If you carry a balance, then closing an account will effect your credit utilization (also known as a balance-to-limit ratio), which compares your card balances to the limits on those cards. According to most experts you want to keep this ratio below 35% because it means you have little debt and lots of available credit. Imagine that you owe $3,000 in debt across several cards with a combined total of $10,000 in available credit lines. This means that your credit utilization is 30% which is healthy. Then you decide to close a card, which has a zero balance, but a $5,000 line of credit. Now you have half of your original available credit and as a result, your existing $3,000 in debt boosts your credit utilization up to 60% hurting your credit score in the process.
You should also consider that too much available credit can also negatively effect your credit score although probably not as dramatically. Imagine that you owe $1,000 in debt across cards with $100,000 of available credit. Lenders may be wary to loan you money because you can technically go to town tomorrow and spend the other $99,000. Therefore, having excessive access to credit is also not ideal.

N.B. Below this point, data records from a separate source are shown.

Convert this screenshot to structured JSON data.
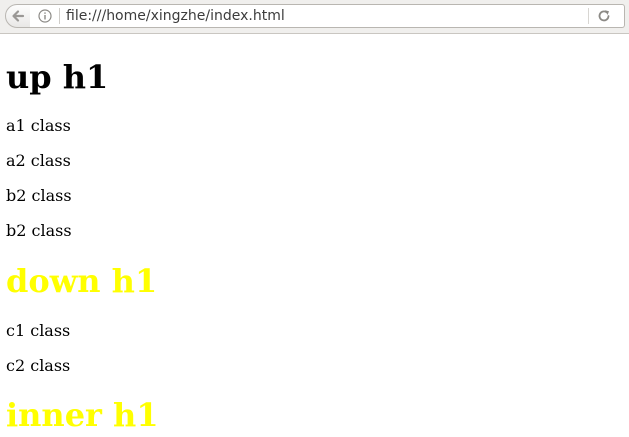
{
  "browser": {
    "url": "file:///home/xingzhe/index.html",
    "icons": {
      "back": "back-arrow-icon",
      "info": "info-icon",
      "reload": "reload-icon"
    }
  },
  "page": {
    "headings": [
      {
        "text": "up h1",
        "color": "#000000"
      },
      {
        "text": "down h1",
        "color": "#ffff00"
      },
      {
        "text": "inner h1",
        "color": "#ffff00"
      }
    ],
    "paragraphs": [
      "a1 class",
      "a2 class",
      "b2 class",
      "b2 class",
      "c1 class",
      "c2 class"
    ]
  }
}
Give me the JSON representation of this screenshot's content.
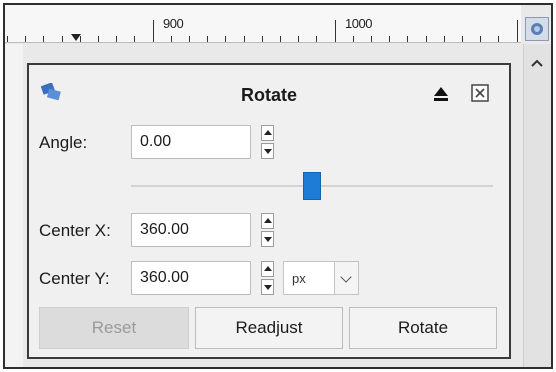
{
  "ruler": {
    "label_900": "900",
    "label_1000": "1000"
  },
  "dialog": {
    "title": "Rotate",
    "angle": {
      "label": "Angle:",
      "value": "0.00"
    },
    "angle_slider_position": 0.5,
    "center_x": {
      "label": "Center X:",
      "value": "360.00"
    },
    "center_y": {
      "label": "Center Y:",
      "value": "360.00"
    },
    "unit": {
      "selected": "px"
    },
    "buttons": {
      "reset": "Reset",
      "readjust": "Readjust",
      "rotate": "Rotate"
    }
  },
  "icons": {
    "tool": "rotate-tool-icon",
    "eject": "eject-icon",
    "close": "close-icon",
    "navigate": "navigate-icon",
    "scroll_up": "scroll-up-icon"
  },
  "colors": {
    "accent": "#1f7cd6",
    "dialog_bg": "#f0f0f0",
    "disabled_button": "#dcdcdc"
  }
}
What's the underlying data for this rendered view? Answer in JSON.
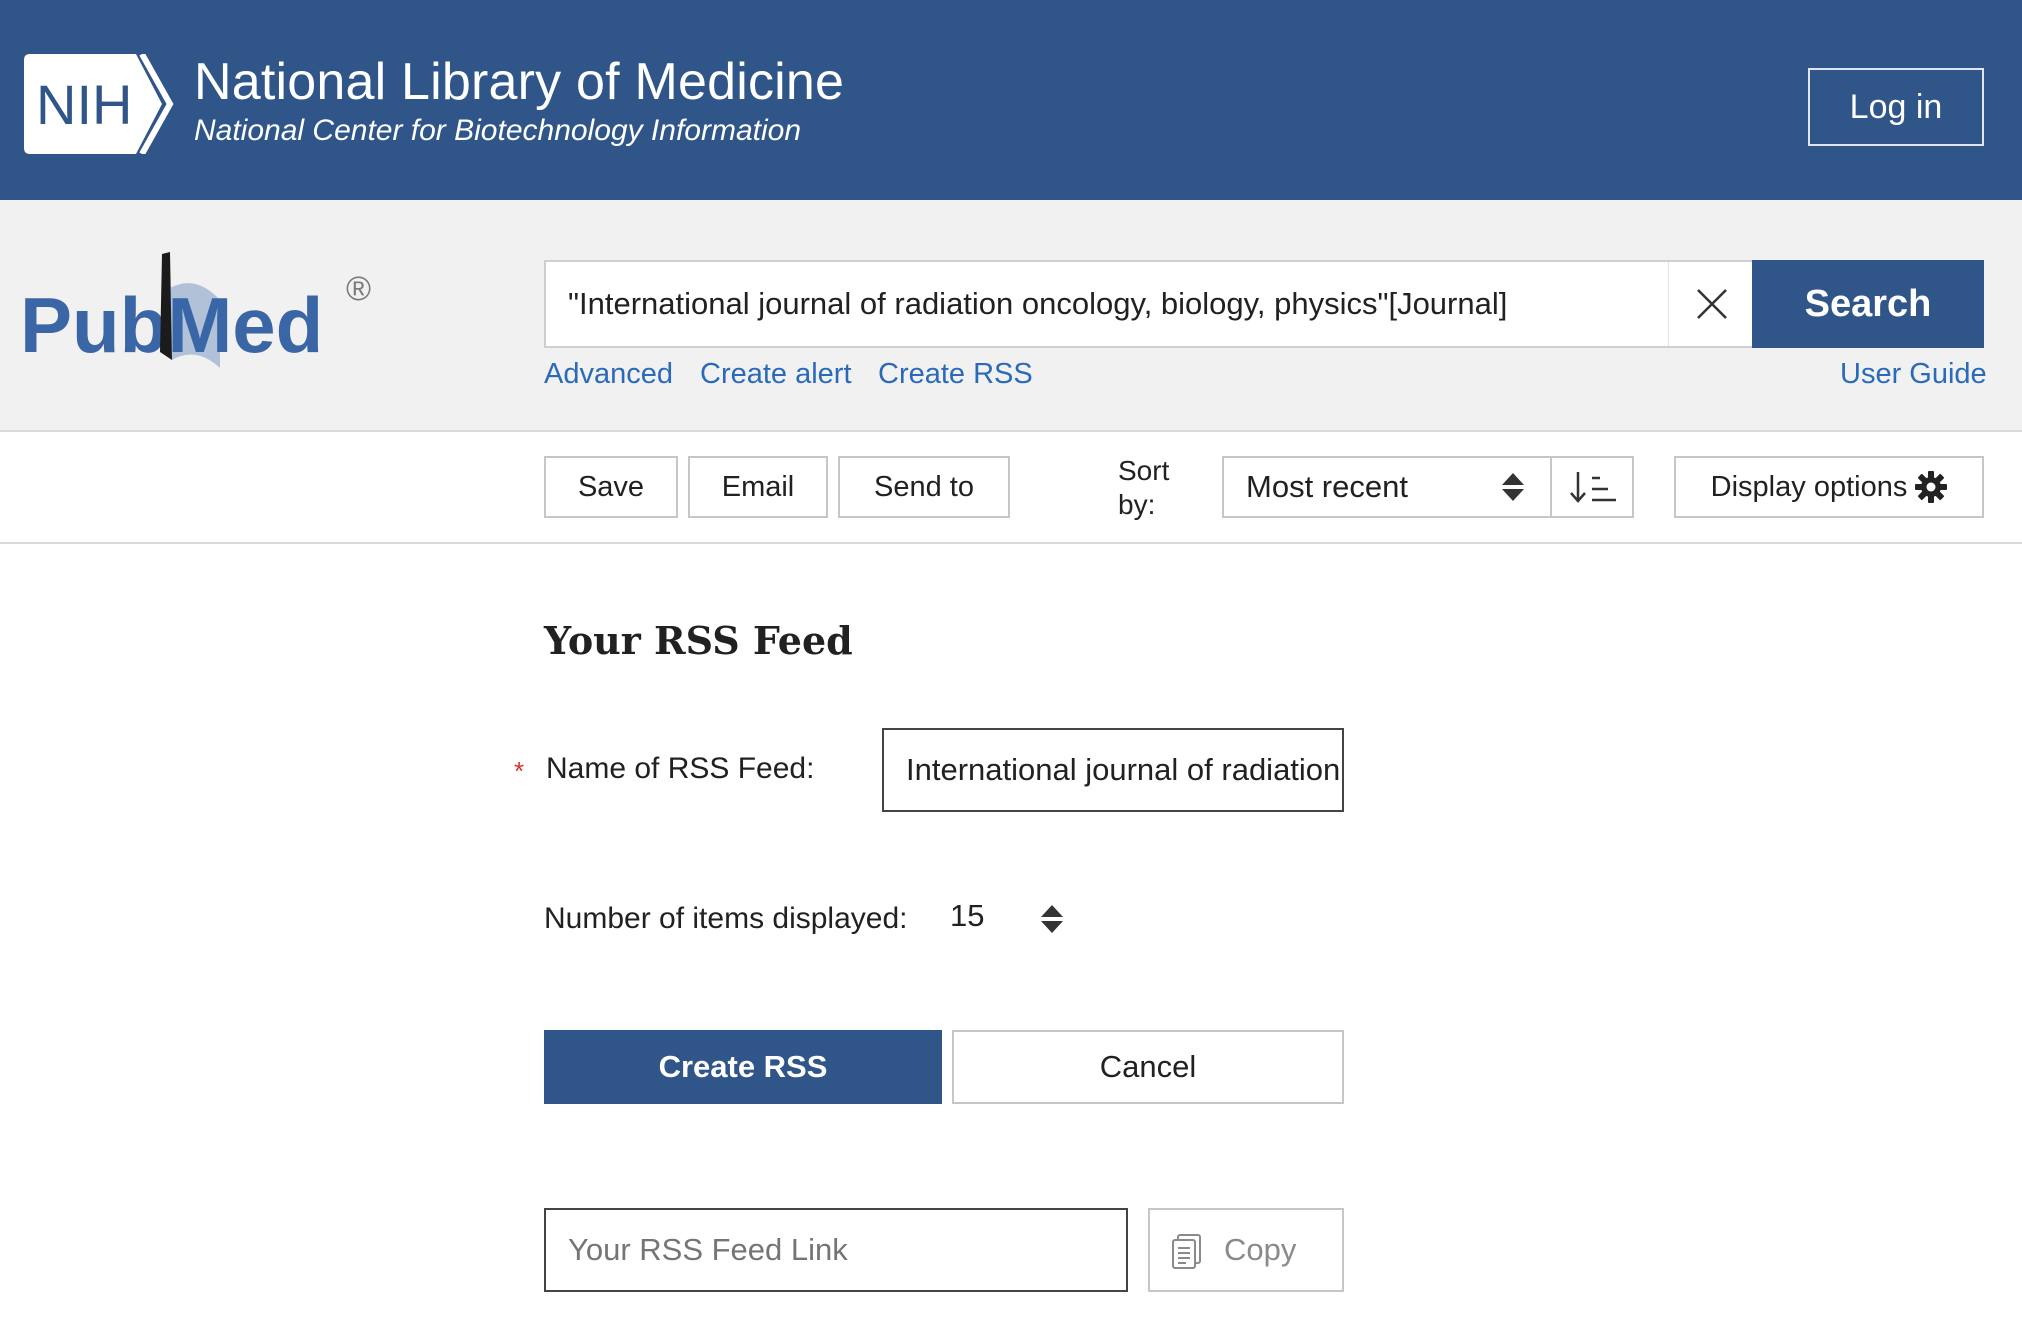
{
  "header": {
    "badge_text": "NIH",
    "title": "National Library of Medicine",
    "subtitle": "National Center for Biotechnology Information",
    "login_label": "Log in"
  },
  "search": {
    "logo_text": "PubMed",
    "logo_mark": "®",
    "query": "\"International journal of radiation oncology, biology, physics\"[Journal]",
    "button_label": "Search",
    "links": {
      "advanced": "Advanced",
      "create_alert": "Create alert",
      "create_rss": "Create RSS",
      "user_guide": "User Guide"
    }
  },
  "toolbar": {
    "save_label": "Save",
    "email_label": "Email",
    "send_to_label": "Send to",
    "sort_label_line1": "Sort",
    "sort_label_line2": "by:",
    "sort_value": "Most recent",
    "display_options_label": "Display options"
  },
  "rss_form": {
    "title": "Your RSS Feed",
    "required_mark": "*",
    "name_label": "Name of RSS Feed:",
    "name_value": "International journal of radiation oncology, biology, physics",
    "items_label": "Number of items displayed:",
    "items_value": "15",
    "create_label": "Create RSS",
    "cancel_label": "Cancel",
    "feed_link_placeholder": "Your RSS Feed Link",
    "copy_label": "Copy"
  },
  "colors": {
    "brand_blue": "#2f5589",
    "link_blue": "#2b6ab8",
    "required_red": "#d0342c"
  },
  "icons": [
    "nih-logo-icon",
    "pubmed-logo",
    "close-icon",
    "sort-caret-icon",
    "sort-order-icon",
    "gear-icon",
    "copy-icon"
  ]
}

Essentially, you want to have an amount of credit available to you that is comparable to the amount of income that you have, in order to assuage lenders so they know you are reliable in paying back and judicious in your spending. Lenders will take into consideration if there is a risk you might overspend on either end of the spectrum.
Closing the Card
Of course, if you don’t carry a balance at all, then the utilization ratio remains zero no matter how much available credit you have, and you are in the clear. But there are other factors to consider.
You do not want to close a credit card that you have had for a long time. The most weighted category in your FICO score is your payment history, so if you have paid off a card every month on time for years, the long and positive history will benefit your credit scores. Closing an older account could potentially have a very negative impact.
Assuming you’ve evaluated your credit utilization and you are not closing an old card and you have a good enough reason to close the account (fees, avoiding excessive spending, protection from fraud) then you can finally go ahead and close it.
Although it may be worth temporarily holding off on closing a credit card while in the market for a loan or mortgage, canceling a credit card shouldn’t be a source of major concern for consumers with good credit, since the resulting impacts on their credit scores are likely to be mild and temporary.